# WEDDING PHOTOGRAPHERS 50mm 1.4 with close up filters vs dedicated macro???



## MonteGraham (Sep 22, 2013)

50mm 1.4 with close up filters vs dedicated macro lens for wedding close up of ring, flowers, shoes etc...


----------



## surapon (Sep 23, 2013)

MonteGraham said:


> 50mm 1.4 with close up filters vs dedicated macro lens for wedding close up of ring, flowers, shoes etc...



Dear MonteGraham.
Just my Idea, If you have Macro lens, Please use Macro lens for Close up Photos for super sharp photos, But If you Have only 50 mm 1.4, Please go to buy the Extension Tube = very cheap , and use with your 50 mm 1.4 to get closer focus and get the bigger / closer details of the subject/ objects.
I have 3-4 Close up Filters and try 10 years ago, I do not like the Not sharp at the edges of the pictures.
Good luck
Surapon

http://www.bhphotovideo.com/c/product/375102-REG/Kenko_AEXTUBEDGC_Auto_Extension_Tube_Set.html


----------



## Nishi Drew (Sep 23, 2013)

I've been using a 50mm 1.4 with extension tubes for macro and it gets the job done. Though is a pain to setup each time with the manual setting of the aperture with stop down button, the loss of light and lack of AF can be dealt with but it's extra time taken. I borrowed a macro lens for another wedding, and found that I used it more for portraits than actual macro, so personally I don't see myself getting much out of investing in a macro, an extension tube setup, or just using a lens that focuses close enough, and then cropping the image can be fine as well. Would be wise to rent/borrow a macro lens to try out once, and also, shoes don't really need macro unless you want to get the very fine detail


----------



## Mt Spokane Photography (Sep 23, 2013)

Something you need to consider about closeup filters is the lack of ability to focus. you need to hold the camera at a exact distance from the subject with little tolerance for error. This can be difficult, unless you use a tripod and macro head. With a 100L, you can handhold the camera and do reasonably well.

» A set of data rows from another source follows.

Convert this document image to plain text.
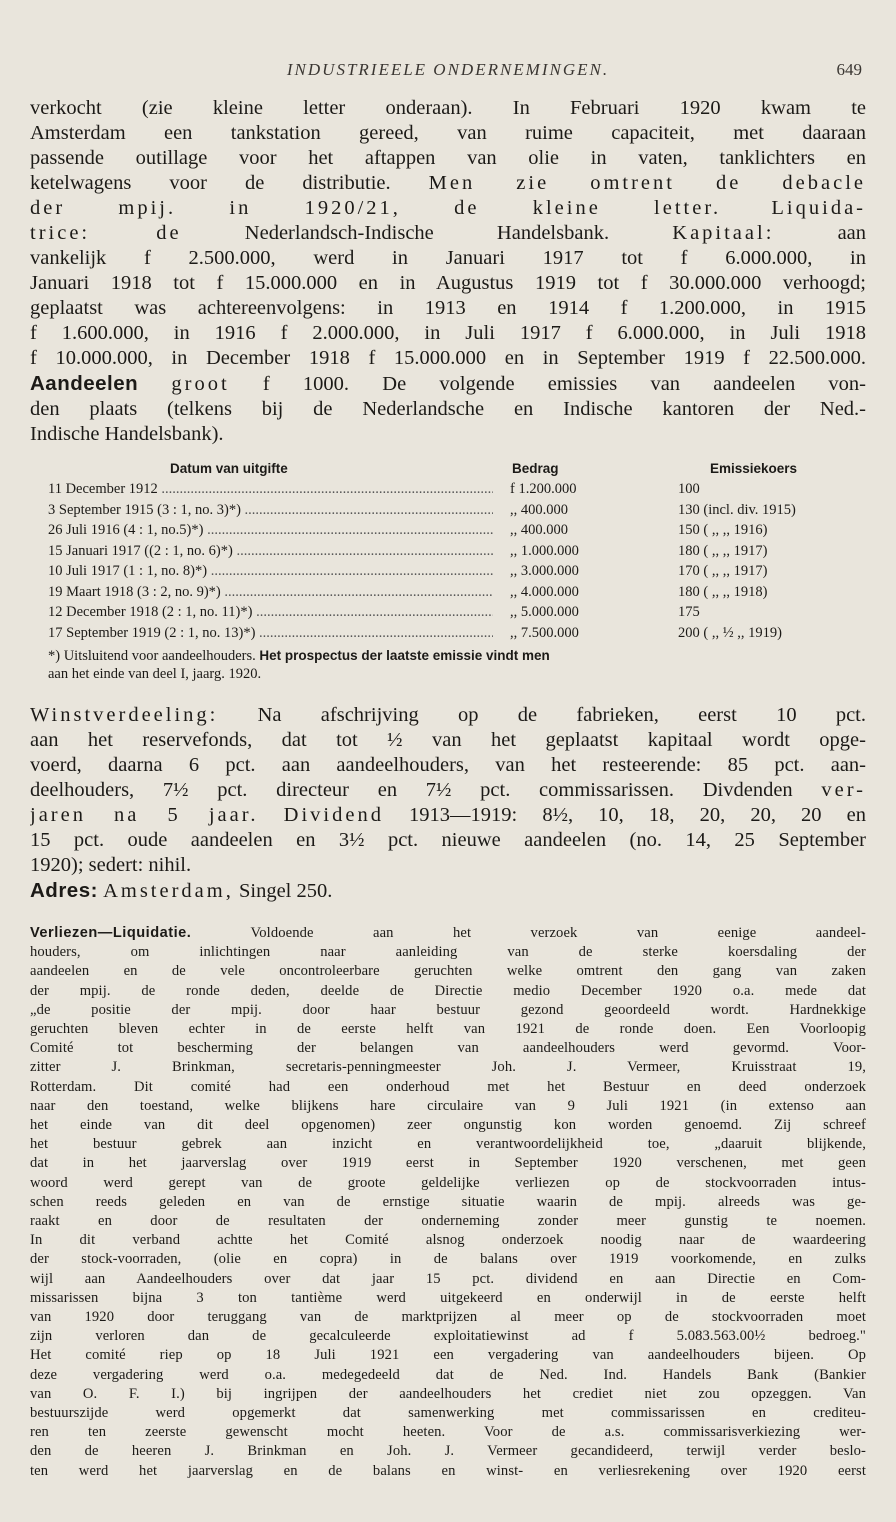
INDUSTRIEELE ONDERNEMINGEN.	649
verkocht (zie kleine letter onderaan). In Februari 1920 kwam te
Amsterdam een tankstation gereed, van ruime capaciteit, met daaraan
passende outillage voor het aftappen van olie in vaten, tanklichters en
ketelwagens voor de distributie. Men zie omtrent de debacle
der mpij. in 1920/21, de kleine letter. Liquida-
trice: de	Nederlandsch-Indische Handelsbank.	Kapitaal:	aan
vankelijk f 2.500.000, werd in Januari 1917 tot f 6.000.000, in
Januari 1918 tot f 15.000.000 en in Augustus 1919 tot f 30.000.000 verhoogd;
geplaatst was achtereenvolgens: in 1913 en 1914 f 1.200.000, in 1915
f 1.600.000, in 1916 f 2.000.000, in Juli 1917 f 6.000.000, in Juli 1918
f 10.000.000, in December 1918 f 15.000.000 en in September 1919 f 22.500.000.
Aandeelen groot f 1000. De volgende emissies van aandeelen von-
den plaats (telkens bij de Nederlandsche en Indische kantoren der Ned.-
Indische Handelsbank).
Datum van uitgifte	Bedrag	Emissiekoers
11 December 1912 .....	f 1.200.000	100
3 September 1915 (3 : 1, no. 3)*) .....	,, 400.000	130 (incl. div. 1915)
26 Juli 1916 (4 : 1, no.5)*) .....	,, 400.000	150 ( ,, ,, 1916)
15 Januari 1917 ((2 : 1, no. 6)*) .....	,, 1.000.000	180 ( ,, ,, 1917)
10 Juli 1917 (1 : 1, no. 8)*) .....	,, 3.000.000	170 ( ,, ,, 1917)
19 Maart 1918 (3 : 2, no. 9)*) .....	,, 4.000.000	180 ( ,, ,, 1918)
12 December 1918 (2 : 1, no. 11)*) .....	,, 5.000.000	175
17 September 1919 (2 : 1, no. 13)*) .....	,, 7.500.000	200 ( ,, ½ ,, 1919)
*) Uitsluitend voor aandeelhouders. Het prospectus der laatste emissie vindt men
aan het einde van deel I, jaarg. 1920.
Winstverdeeling: Na afschrijving op de fabrieken, eerst 10 pct.
aan het reservefonds, dat tot ½ van het geplaatst kapitaal wordt opge-
voerd, daarna 6 pct. aan aandeelhouders, van het resteerende: 85 pct. aan-
deelhouders, 7½ pct. directeur en 7½ pct. commissarissen. Divdenden ver-
jaren na 5 jaar. Dividend 1913—1919: 8½, 10, 18, 20, 20, 20 en
15 pct. oude aandeelen en 3½ pct. nieuwe aandeelen (no. 14, 25 September
1920); sedert: nihil.
Adres: Amsterdam, Singel 250.
Verliezen—Liquidatie.	Voldoende aan het verzoek van eenige aandeel-
houders, om inlichtingen naar aanleiding van de sterke koersdaling der
aandeelen en de vele oncontroleerbare geruchten welke omtrent den gang van zaken
der mpij. de ronde deden, deelde de Directie medio December 1920 o.a. mede dat
„de positie der mpij. door haar bestuur gezond geoordeeld wordt. Hardnekkige
geruchten bleven echter in de eerste helft van 1921 de ronde doen. Een Voorloopig
Comité tot bescherming der belangen van aandeelhouders werd gevormd. Voor-
zitter J. Brinkman, secretaris-penningmeester Joh. J. Vermeer, Kruisstraat 19,
Rotterdam. Dit comité had een onderhoud met het Bestuur en deed onderzoek
naar den toestand, welke blijkens hare circulaire van 9 Juli 1921 (in extenso aan
het einde van dit deel opgenomen) zeer ongunstig kon worden genoemd. Zij schreef
het bestuur gebrek aan inzicht en verantwoordelijkheid toe, „daaruit blijkende,
dat in het jaarverslag over 1919 eerst in September 1920 verschenen, met geen
woord werd gerept van de groote geldelijke verliezen op de stockvoorraden intus-
schen reeds geleden en van de ernstige situatie waarin de mpij. alreeds was ge-
raakt en door de resultaten der onderneming zonder meer gunstig te noemen.
In dit verband achtte het Comité alsnog onderzoek noodig naar de waardeering
der stock-voorraden, (olie en copra) in de balans over 1919 voorkomende, en zulks
wijl aan Aandeelhouders over dat jaar 15 pct. dividend en aan Directie en Com-
missarissen bijna 3 ton tantième werd uitgekeerd en onderwijl in de eerste helft
van 1920 door teruggang van de marktprijzen al meer op de stockvoorraden moet
zijn verloren dan de gecalculeerde exploitatiewinst ad f 5.083.563.00½ bedroeg."
Het comité riep op 18 Juli 1921 een vergadering van aandeelhouders bijeen. Op
deze vergadering werd o.a. medegedeeld dat de Ned. Ind. Handels Bank (Bankier
van O. F. I.) bij ingrijpen der aandeelhouders het crediet niet zou opzeggen. Van
bestuurszijde werd opgemerkt dat samenwerking met commissarissen en crediteu-
ren ten zeerste gewenscht mocht heeten. Voor de a.s. commissarisverkiezing wer-
den de heeren J. Brinkman en Joh. J. Vermeer gecandideerd, terwijl verder beslo-
ten werd het jaarverslag en de balans en winst- en verliesrekening over 1920 eerst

Lighting is another issue when you get too close with that 50mm plus closeup lens, you will block most of the light.

I'd go for a extension tube if I couldn't justify a macro lens.


----------



## MonteGraham (Sep 23, 2013)

Mt Spokane Photography said:


> Something you need to consider about closeup filters is the lack of ability to focus. you need to hold the camera at a exact distance from the subject with little tolerance for error. This can be difficult, unless you use a tripod and macro head. With a 100L, you can handhold the camera and do reasonably well.
> 
> Lighting is another issue when you get too close with that 50mm plus closeup lens, you will block most of the light.
> 
> I'd go for a extension tube if I couldn't justify a macro lens.



thats the thing i wont be doing a lot of macro work only during pre wedding.. That isnt a justification to get 100mm. Are close up filters that bad to not use??


----------



## kphoto99 (Sep 23, 2013)

Nishi Drew said:


> I've been using a 50mm 1.4 with extension tubes for macro and it gets the job done. Though is a pain to setup each time with the manual setting of the aperture with stop down button, the loss of light and lack of AF can be dealt with but it's extra time taken.



You need to get better extension tubes, either Canon or Kenko that pass the electrical contacts. This way the camera sets the aperture and does AF.

To the OP, get a set of Kenko extension tubes and try all your lens to see which ones give you the right amount of magnification at the easy working distance. That is all you need. Do not get a magnification filters, they will reduce the quality of the image just like a tele extender does.


----------



## Dick (Sep 23, 2013)

MonteGraham said:


> 50mm 1.4 with close up filters vs dedicated macro lens for wedding close up of ring, flowers, shoes etc...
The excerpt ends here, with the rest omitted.